Atelier 1

Regards multiples sur les actions et dispositifs visant à politiser la consommation
Actions and devices of politicization of consumption

Responsables scientifiques :
Philip Balsiger (IEPI, Université de Lausanne)
philip.balsiger@unil.ch

Pauline Barraud de Lagerie (Centre de Sociologie des Organisations, Sciences-po/CNRS) p.barraud@cso.cnrs.fr

 

Résumés /Abstracts

PAUTARD Eric (CERTOP-CNRS, Université de Toulouse-Le Mirail)

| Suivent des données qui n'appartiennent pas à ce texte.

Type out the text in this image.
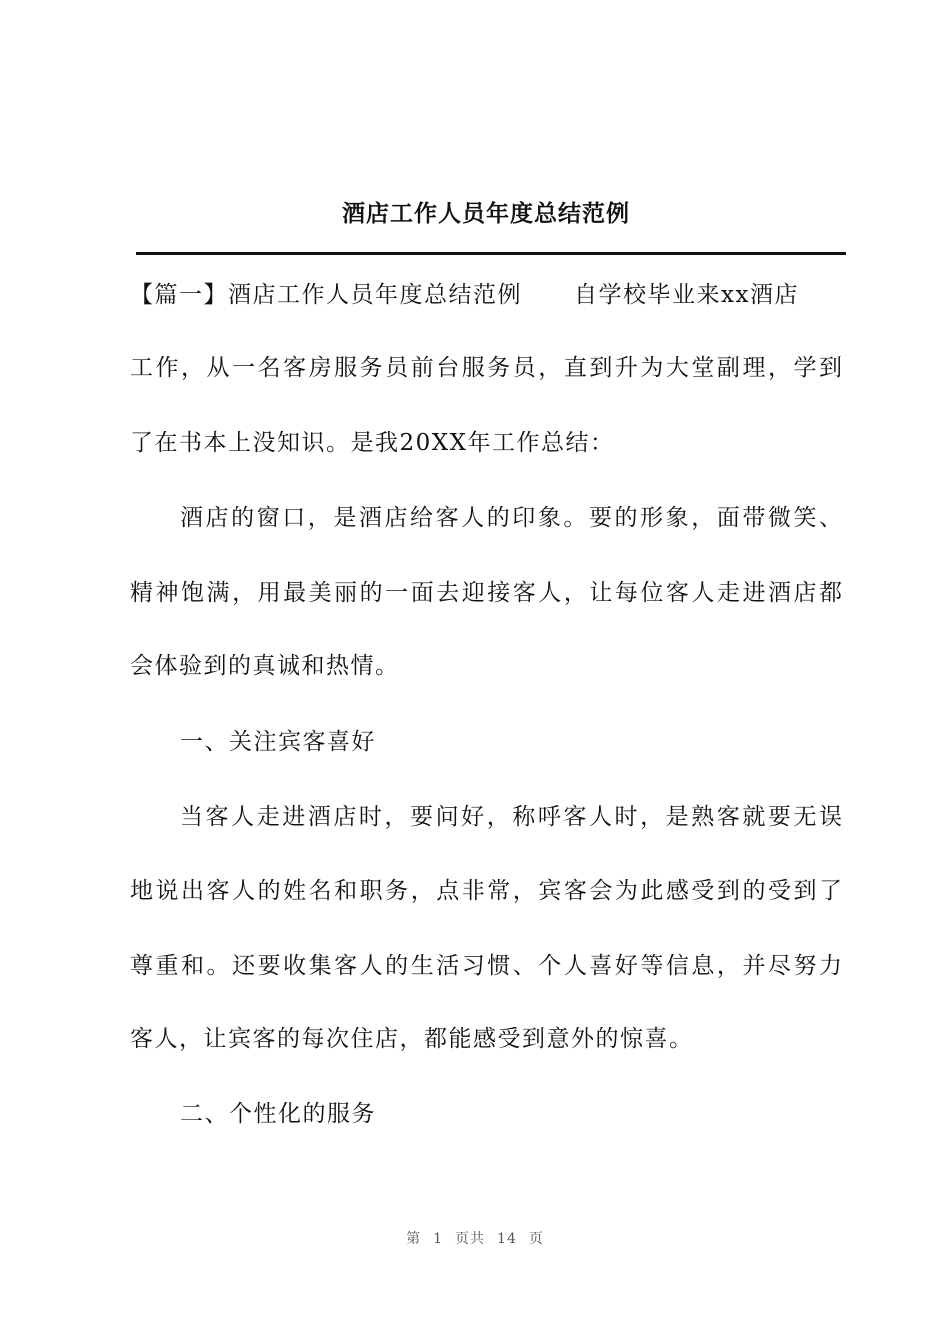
酒店工作人员年度总结范例
【篇一】酒店工作人员年度总结范例 自学校毕业来xx酒店
工作，从一名客房服务员前台服务员，直到升为大堂副理，学到
了在书本上没知识。是我20XX年工作总结：
酒店的窗口，是酒店给客人的印象。要的形象，面带微笑、
精神饱满，用最美丽的一面去迎接客人，让每位客人走进酒店都
会体验到的真诚和热情。
一、关注宾客喜好
当客人走进酒店时，要问好，称呼客人时，是熟客就要无误
地说出客人的姓名和职务，点非常，宾客会为此感受到的受到了
尊重和。还要收集客人的生活习惯、个人喜好等信息，并尽努力
客人，让宾客的每次住店，都能感受到意外的惊喜。
二、个性化的服务
第 1 页共 14 页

Consommer moins : consommer mieux ? La sobriété des usages énergétiques en question

Depuis 1973, suite au premier choc pétrolier, la question de la maîtrise de l’énergie s’est imposée dans l’agenda politique français, obligeant l’Etat à faire preuve d’un interventionnisme mesuré en direction des ménages pour les encourager à économiser l’énergie. Par la suite, face à l’émergence d’enjeux environnementaux nouveaux, d’autres politiques publiques ont été mises en œuvre pour tenter d’influer sur les pratiques quotidiennes des individus afin de limiter l’impact de celles-ci sur l’Environnement. Dès lors, qu’il s’agisse de tri des déchets, d’économies d’énergie ou de protection des ressources naturelles, on a vu fleurir de nombreuses campagnes de communication encourageant à l’adoption de gestes qualifiés d’éco-citoyens. Si l’idée d’une consommation engagée est bien au centre de ces campagnes de sensibilisation, au travers d’une incitation à l’achat d’équipements énergétiquement performants ou propres, la question de la sobriété des usages n’en reste pas moins un aspect crucial. C’est pourquoi il ne s’agira pas tant ici d’évoquer les formes de consumérisme vert ou d’éco-consommation, mais plutôt les formes d’encouragement politique mises en œuvre pour inviter les citoyens à consommer moins et mieux, dans une perspective environnementale. Dans ce cadre, la question n’est donc pas tant d’acheter un produit plutôt qu’un autre au regard d’exigences éthiques, mais plutôt d’interroger l’idée même de ce que l’on va consommer.
Pour étudier cette question, nous nous sommes donc penchés sur les recommandations écologiques conçues à destination des usagers domestiques de l’énergie pour que ceux-ci rompent avec leurs pratiques énergivores et adoptent des comportements sobres. Pour ce faire, il nous a fallu varier les échelles d’observation pour s’attacher à la fois aux prescripteurs, aux médiateurs (qu’ils soient humains —les communicants- ou non-humains —les dispositifs informatifs-) et aux destinataires du message éthique. Dans une perspective historique, on a ainsi pu remarquer que la mise en scène du message et les modes de captation des publics avaient nettement changé.
Pour autant, le message éco-citoyen est loin d’être une catégorie homogène. Portées par des acteurs très différents (acteurs politiques nationaux ou locaux, militants écologistes ou individus isolés, …) et mises en forme (voire légitimées) par le biais de professionnels aux logiques diverses (consultants en communication, psychologues sociaux, énergéticiens, administratifs, ou écologues), les recommandations formulées se révèlent plurielles et doivent être étudiées isolément afin d’appréhender la spécificité de leur dimension morale sous-jacente.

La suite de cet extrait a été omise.